Full self-attention fusion of foreground tokens is a pragmatic choice. The value of video assets lies in low-level details and temporal dynamics, not semantic summaries; thus, allowing tokens to interact directly in the DiT block is more faithful to the task essence.
Mask inflation highlights the difference between generative compositing and traditional pasting. Rather than fearing inaccurate masks, GenCompositor expands the editable area to let the model generate shadows, glows, and local environmental reactions.

Limitations & Future Work¶

High inference cost: Generating 49 frames at \(480\times720\) requires ~65 seconds and 34GB VRAM on a 6B Transformer, which is still heavy for average creator workflows.
Lighting adaptation mostly relies on luminance augmentation. While it succeeds in diverse lighting, complex extreme lighting still lacks robustness; future work could replace simple brightness perturbations with richer physical lighting priors.
Occlusion and 3D relationships remain challenging.
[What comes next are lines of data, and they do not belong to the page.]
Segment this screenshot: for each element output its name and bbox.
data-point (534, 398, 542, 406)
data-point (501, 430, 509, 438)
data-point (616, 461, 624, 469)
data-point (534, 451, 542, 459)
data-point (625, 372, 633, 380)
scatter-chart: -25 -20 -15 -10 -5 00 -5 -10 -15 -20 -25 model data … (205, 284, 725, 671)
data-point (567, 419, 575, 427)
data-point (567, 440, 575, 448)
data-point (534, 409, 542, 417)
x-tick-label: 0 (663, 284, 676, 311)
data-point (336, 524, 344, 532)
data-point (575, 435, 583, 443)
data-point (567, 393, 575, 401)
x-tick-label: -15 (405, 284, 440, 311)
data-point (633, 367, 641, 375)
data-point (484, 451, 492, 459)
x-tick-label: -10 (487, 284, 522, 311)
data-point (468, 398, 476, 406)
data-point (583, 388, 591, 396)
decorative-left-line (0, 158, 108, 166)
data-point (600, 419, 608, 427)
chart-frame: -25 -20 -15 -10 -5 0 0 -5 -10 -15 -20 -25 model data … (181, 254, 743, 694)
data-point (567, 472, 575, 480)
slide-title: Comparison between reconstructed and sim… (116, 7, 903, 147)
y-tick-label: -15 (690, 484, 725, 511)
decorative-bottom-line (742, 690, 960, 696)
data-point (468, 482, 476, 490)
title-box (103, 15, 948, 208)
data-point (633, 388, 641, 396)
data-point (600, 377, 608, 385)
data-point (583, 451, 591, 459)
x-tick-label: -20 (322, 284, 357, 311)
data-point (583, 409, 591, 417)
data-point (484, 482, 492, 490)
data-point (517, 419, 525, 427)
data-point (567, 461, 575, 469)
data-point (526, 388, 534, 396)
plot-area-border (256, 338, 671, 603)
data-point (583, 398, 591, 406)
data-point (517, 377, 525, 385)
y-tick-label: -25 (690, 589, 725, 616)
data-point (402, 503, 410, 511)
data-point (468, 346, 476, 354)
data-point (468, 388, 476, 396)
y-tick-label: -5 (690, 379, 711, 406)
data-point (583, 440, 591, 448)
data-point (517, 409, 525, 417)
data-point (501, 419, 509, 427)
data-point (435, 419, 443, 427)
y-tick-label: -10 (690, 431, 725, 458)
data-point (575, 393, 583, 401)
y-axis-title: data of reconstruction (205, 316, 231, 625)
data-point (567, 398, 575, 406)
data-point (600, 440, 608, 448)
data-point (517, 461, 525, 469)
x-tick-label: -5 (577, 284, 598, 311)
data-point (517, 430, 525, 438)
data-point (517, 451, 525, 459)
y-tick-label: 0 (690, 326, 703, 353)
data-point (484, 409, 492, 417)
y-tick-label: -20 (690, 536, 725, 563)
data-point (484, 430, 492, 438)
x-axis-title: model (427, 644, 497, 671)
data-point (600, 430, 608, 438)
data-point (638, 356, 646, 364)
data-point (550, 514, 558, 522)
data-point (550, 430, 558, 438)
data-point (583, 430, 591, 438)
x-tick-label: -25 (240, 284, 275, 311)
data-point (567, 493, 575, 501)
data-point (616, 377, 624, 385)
While GenCompositor can generate some occlusion, complex depth ordering, object intersections, and perspective changes might require depth-aware or 3D priors.
Multi-object compositing: The paper focuses on single elements; although the appendix shows multi-object cases, the interactions (collisions, mutual occlusions) have not been systematically quantified.

vs. Video Harmonization: Methods like Harmonizer or VTT adjust color for pre-pasted foregrounds. GenCompositor doesn't require precise pasting, instead generating the composite directly from the asset and trajectory, handling boundaries and local environment changes.
vs. Trajectory-controlled Generation: Models like Tora or Revideo follow trajectories but rely on text or single frames, struggling to inherit the full identity and dynamics of an external video. GenCompositor's use of a dynamic video condition makes it better suited for asset-level compositing.
vs. Cross-attention injection: IP-Adapter-style cross-attention is better for abstract semantic or image reference. This work proves that for low-level, dense, temporal foreground conditions, token-wise self-attention is more reliable.
Feature expansion: Replacing the foreground condition with a blank video allows GenCompositor to naturally degrade into video inpainting or object removal, suggesting generative compositing could serve as a general video editing foundation.

Rating¶

Novelty: ⭐⭐⭐⭐⭐ (First systematic definition of generative video compositing with specialized layout-aligned/unaligned architecture.)
Experimental Thoroughness: ⭐⭐⭐⭐☆ (Strong results and user studies, though lacks a dedicated task-specific benchmark.)
Writing Quality: ⭐⭐⭐⭐☆ (Clear method and diagrams; some implementation details rely on the appendix.)
Value: ⭐⭐⭐⭐⭐ (Highly relevant to real video production; designs like ERoPE and token fusion are highly reusable for controllable video editing.)